Prolonged and severe hypoxia cues the onset of necrosis that releases a variety of DAMPs (adenosine, HA, HMGB1, IL-1α, S100 proteins) that initiate sterile inflammation. Perhaps the most substantial TME feature that distinguishes glioblastoma from many other solid tumors and CNS diseases is the massive influx and reprogramming of the innate immune system. While in the past, some have suggested that glioblastoma is an immunologically “cold” tumor, more recent immunohistochemical, flow cytometric and transcriptional analyses have shown that the glioblastoma TME displays an abundance of infiltrating immune cells. Furthermore, hypoxia-induced signaling supports conversion of immune cells from an inflammatory to an immunosuppressive phenotype within the TME, including Treg recruitment, TAM immunomodulation, and MDSC localization to the perivascular niche. At the tumor periphery, MDSCs and DAMs play critical roles in excluding adaptive immune cells from the bulk tumor and represent potential barriers to current T cell focused immunotherapy that are becoming commonplace in other solid tumors.

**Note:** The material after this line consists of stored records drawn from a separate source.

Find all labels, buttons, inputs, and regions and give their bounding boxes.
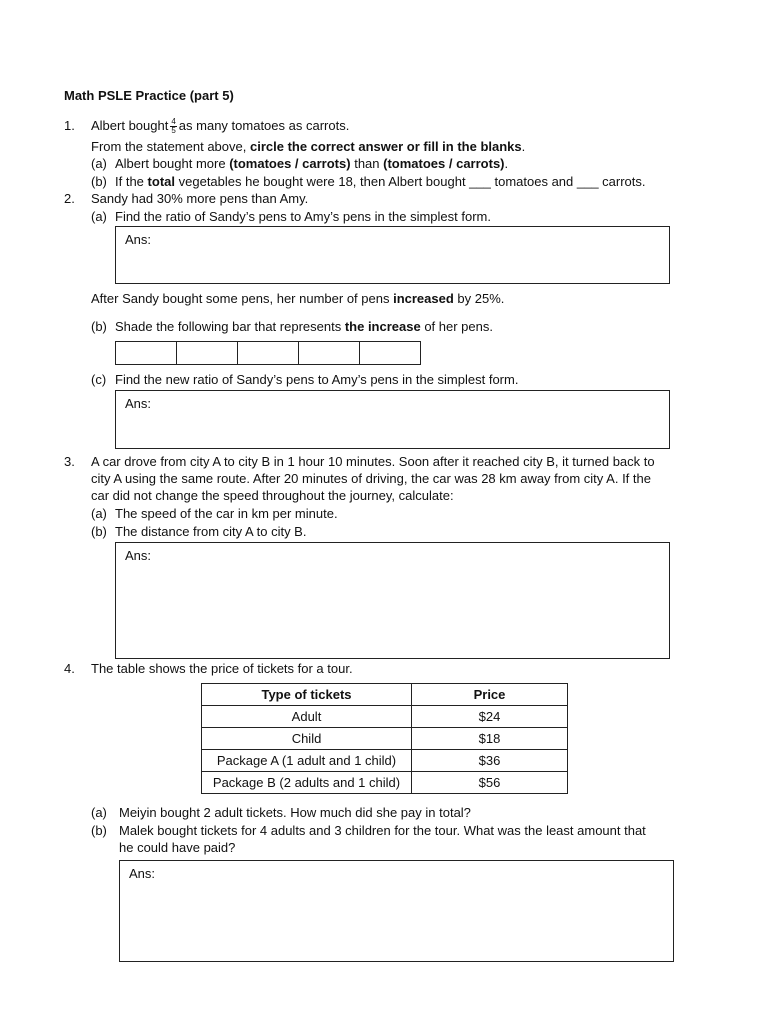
q2b-bold: the increase (344, 319, 421, 334)
q1-instruction (91, 139, 525, 155)
q1-fraction-denominator: 5 (171, 126, 176, 136)
q2c-text: Find the new ratio of Sandy’s pens to Amy’s pens in the simplest form. (115, 372, 519, 387)
q3b-text: The distance from city A to city B. (115, 524, 307, 539)
table-cell-price: $56 (412, 772, 568, 794)
q4-stem: The table shows the price of tickets for a tour. (91, 661, 353, 676)
q1a-choice-2: (tomatoes / carrots) (383, 156, 505, 171)
q3-part-a-label: (a) (91, 506, 107, 521)
q1-stem (91, 118, 349, 135)
q4-answer-box[interactable] (119, 860, 674, 962)
bar-cell[interactable] (177, 342, 238, 364)
q3-answer-box[interactable] (115, 542, 670, 659)
shading-bar (115, 341, 421, 365)
q2-part-b-label: (b) (91, 319, 107, 334)
table-header-row (202, 684, 568, 706)
table-cell-type: Package B (2 adults and 1 child) (202, 772, 412, 794)
q3-line-3: car did not change the speed throughout the journey, calculate: (91, 488, 454, 503)
bar-cell[interactable] (116, 342, 177, 364)
q2b-text-2: of her pens. (424, 319, 493, 334)
q2-part-b (91, 319, 493, 335)
table-cell-type: Adult (202, 706, 412, 728)
q4a-text: Meiyin bought 2 adult tickets. How much did she pay in total? (119, 805, 471, 820)
q1-part-a (91, 156, 508, 172)
q1b-bold: total (147, 174, 175, 189)
q2-mid-start: After Sandy bought some pens, her number of pens (91, 291, 390, 306)
q4-part-b-label: (b) (91, 823, 107, 838)
q1b-text-2: vegetables he bought were 18, then Albert bought ___ tomatoes and ___ carrots. (178, 174, 646, 189)
table-header-type: Type of tickets (202, 684, 412, 706)
table-cell-type: Child (202, 728, 412, 750)
q3-part-a (91, 506, 338, 522)
q1-part-a-label: (a) (91, 156, 107, 171)
q2-part-c (91, 372, 518, 388)
q2-part-a-label: (a) (91, 209, 107, 224)
q1-instruction-end: . (521, 139, 526, 154)
ticket-price-table (201, 683, 568, 794)
table-header-price: Price (412, 684, 568, 706)
q1-instruction-bold: circle the correct answer or fill in the blanks (249, 139, 522, 154)
q4b-line-1: Malek bought tickets for 4 adults and 3 children for the tour. What was the least amount that (119, 823, 646, 838)
table-cell-price: $24 (412, 706, 568, 728)
q2a-answer-box[interactable] (115, 226, 670, 284)
q1a-text-3: . (504, 156, 509, 171)
table-row (202, 772, 568, 794)
q3-line-1: A car drove from city A to city B in 1 hour 10 minutes. Soon after it reached city B, it turned back to (91, 454, 655, 469)
q1-instruction-start: From the statement above, (91, 139, 247, 154)
q2-stem: Sandy had 30% more pens than Amy. (91, 191, 309, 206)
q1-stem-start: Albert bought (91, 118, 169, 133)
q2-part-c-label: (c) (91, 372, 107, 387)
table-row (202, 706, 568, 728)
q2-part-a (91, 209, 491, 225)
q3-part-b-label: (b) (91, 524, 107, 539)
answer-label: Ans: (129, 866, 156, 881)
q1b-text-1: If the (115, 174, 144, 189)
table-row (202, 750, 568, 772)
table-cell-price: $18 (412, 728, 568, 750)
q1a-choice-1: (tomatoes / carrots) (229, 156, 351, 171)
q2b-text-1: Shade the following bar that represents (115, 319, 342, 334)
q1-part-b-label: (b) (91, 174, 107, 189)
answer-label: Ans: (125, 396, 152, 411)
q3-line-2: city A using the same route. After 20 minutes of driving, the car was 28 km away from city A. If the (91, 471, 651, 486)
table-cell-type: Package A (1 adult and 1 child) (202, 750, 412, 772)
page-title: Math PSLE Practice (part 5) (64, 88, 234, 103)
q1-number: 1. (64, 118, 75, 133)
q3-part-b (91, 524, 306, 540)
q1-stem-end: as many tomatoes as carrots. (178, 118, 350, 133)
q4-part-b (91, 823, 646, 839)
q4-part-a-label: (a) (91, 805, 107, 820)
q2c-answer-box[interactable] (115, 390, 670, 449)
q1-fraction (170, 118, 176, 135)
bar-cell[interactable] (360, 342, 420, 364)
q4b-line-2: he could have paid? (119, 840, 236, 855)
bar-cell[interactable] (299, 342, 360, 364)
q3a-text: The speed of the car in km per minute. (115, 506, 338, 521)
q4-number: 4. (64, 661, 75, 676)
table-cell-price: $36 (412, 750, 568, 772)
q2-middle-text (91, 291, 504, 307)
q1a-text-2: than (354, 156, 380, 171)
answer-label: Ans: (125, 548, 152, 563)
q2-mid-end: by 25%. (457, 291, 505, 306)
q1-part-b (91, 174, 646, 190)
q1a-text-1: Albert bought more (115, 156, 226, 171)
q2-number: 2. (64, 191, 75, 206)
bar-cell[interactable] (238, 342, 299, 364)
answer-label: Ans: (125, 232, 152, 247)
q3-number: 3. (64, 454, 75, 469)
q1-fraction-numerator: 4 (171, 117, 176, 127)
q4-part-a (91, 805, 471, 821)
q2a-text: Find the ratio of Sandy’s pens to Amy’s pens in the simplest form. (115, 209, 491, 224)
table-row (202, 728, 568, 750)
q2-mid-bold: increased (393, 291, 454, 306)
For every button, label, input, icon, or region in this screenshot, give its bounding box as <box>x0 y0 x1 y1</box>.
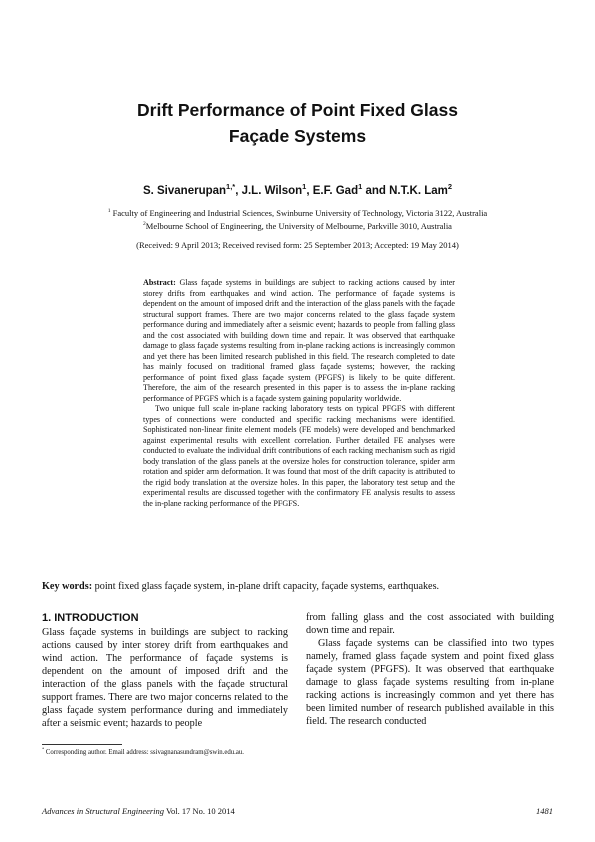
abstract <box>143 278 455 509</box>
affiliation-1 <box>40 207 555 219</box>
affiliation-text: Faculty of Engineering and Industrial Sciences, Swinburne University of Technology, Victoria 3122, Australia <box>112 208 488 218</box>
author-name: , E.F. Gad <box>306 185 359 197</box>
footnote-mark: * <box>42 746 45 752</box>
author-affil-mark: 1 <box>302 182 307 192</box>
section-heading-introduction: 1. INTRODUCTION <box>42 612 139 624</box>
affiliation-mark: 1 <box>107 208 111 215</box>
footnote-text: Corresponding author. Email address: ssivagnanasundram@swin.edu.au. <box>44 749 244 756</box>
author-name: , J.L. Wilson <box>235 185 303 197</box>
footnote <box>42 746 342 756</box>
abstract-label: Abstract: <box>143 278 176 287</box>
journal-name: Advances in Structural Engineering <box>42 806 165 816</box>
author-affil-mark: 1 <box>358 182 363 192</box>
intro-paragraph-1: Glass façade systems in buildings are subject to racking actions caused by inter storey drift from earthquakes and wind action. The performance of façade systems is dependent on the amount of imposed drift and the interaction of the glass panels with the façade structural support frames. There are two major concerns related to the glass façade system performance during and immediately after a seismic event; hazards to people <box>42 627 288 729</box>
affiliation-text: Melbourne School of Engineering, the University of Melbourne, Parkville 3010, Australia <box>145 221 452 231</box>
intro-paragraph-2: Glass façade systems can be classified into two types namely, framed glass façade system and point fixed glass façade system (PFGFS). It was observed that earthquake damage to glass façade systems resulting from in-plane racking actions is increasingly common and yet there has been limited number of research published available in this field. The research conducted <box>306 638 554 727</box>
intro-paragraph-1-continued: from falling glass and the cost associated with building down time and repair. <box>306 612 554 636</box>
journal-citation <box>42 806 235 816</box>
footnote-rule <box>42 744 122 745</box>
author-affil-mark: 2 <box>447 182 453 192</box>
author-name: S. Sivanerupan <box>142 185 227 197</box>
title-line-1: Drift Performance of Point Fixed Glass <box>137 100 458 120</box>
affiliation-mark: 2 <box>143 221 146 228</box>
abstract-paragraph-2: Two unique full scale in-plane racking laboratory tests on typical PFGFS with different types of connections were conducted and specific racking mechanisms were identified. Sophisticated non-linear finite element models (FE models) were developed and benchmarked against experimental results with excellent correlation. Further detailed FE analyses were conducted to evaluate the individual drift contributions of each racking mechanism such as rigid body translation of the glass panels at the oversize holes for construction tolerance, spider arm rotation and spider arm deformation. It was found that most of the drift capacity is attributed to the rigid body translation at the oversize holes. In this paper, the laboratory test setup and the experimental results are discussed together with the confirmatory FE analysis results to assess the in-plane racking performance of the PFGFS. <box>143 404 455 508</box>
abstract-paragraph-1 <box>143 278 455 404</box>
body-column-right <box>306 611 554 728</box>
keywords <box>42 581 557 592</box>
author-list <box>40 182 555 197</box>
body-column-left <box>42 612 288 730</box>
received-dates: (Received: 9 April 2013; Received revised form: 25 September 2013; Accepted: 19 May 2014) <box>136 240 459 250</box>
abstract-text-1: Glass façade systems in buildings are subject to racking actions caused by inter storey drifts from earthquakes and wind action. The performance of façade systems is dependent on the amount of imposed drift and the interaction of the glass panels with the façade structural support frames. There are two major concerns related to the glass façade system performance during and immediately after a seismic event; hazards to people from falling glass and the cost associated with building down time and repair. It was observed that earthquake damage to glass façade systems resulting from in-plane racking actions is increasingly common and yet there has been limited research published in this field. The research completed to date has mainly focused on traditional framed glass façade systems; however, the racking performance of point fixed glass façade system (PFGFS) is likely to be quite different. Therefore, the aim of the research presented in this paper is to assess the in-plane racking performance of PFGFS which is a façade system gaining popularity worldwide. <box>143 278 455 403</box>
author-affil-mark: 1,* <box>226 182 236 192</box>
keywords-text: point fixed glass façade system, in-plane drift capacity, façade systems, earthquakes. <box>92 581 440 592</box>
paper-title <box>60 97 535 149</box>
keywords-label: Key words: <box>42 581 93 592</box>
page-number: 1481 <box>536 806 553 816</box>
affiliation-2 <box>40 220 555 232</box>
author-name: and N.T.K. Lam <box>362 185 448 197</box>
journal-volume: Vol. 17 No. 10 2014 <box>164 806 235 816</box>
title-line-2: Façade Systems <box>228 126 367 146</box>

Current efforts continue to explore spatial, temporal and cell-of-origin related contributions to immunomodulation among microglial and BMDM subpopulations of TAMs. The close spatial and temporal association between TAMs and GSCs in perivascular and perinecrotic niches is worthy of further study for their cooperation in the development of therapeutic resistance, disease progression and recurrence. Given the abundance of TAMs, DAMs, and MDSCs within the TME, the potential for successful targeted immunotherapies directed at innate immunity is substantial. Other efforts combating GSC enrichment and vascular pathology represent mechanisms to resensitize these tumors to standard of care interventions and could enhance the efficacy of our current clinical options. With better understanding of contributing mechanisms, future combination therapies have potential for improving patient outcomes.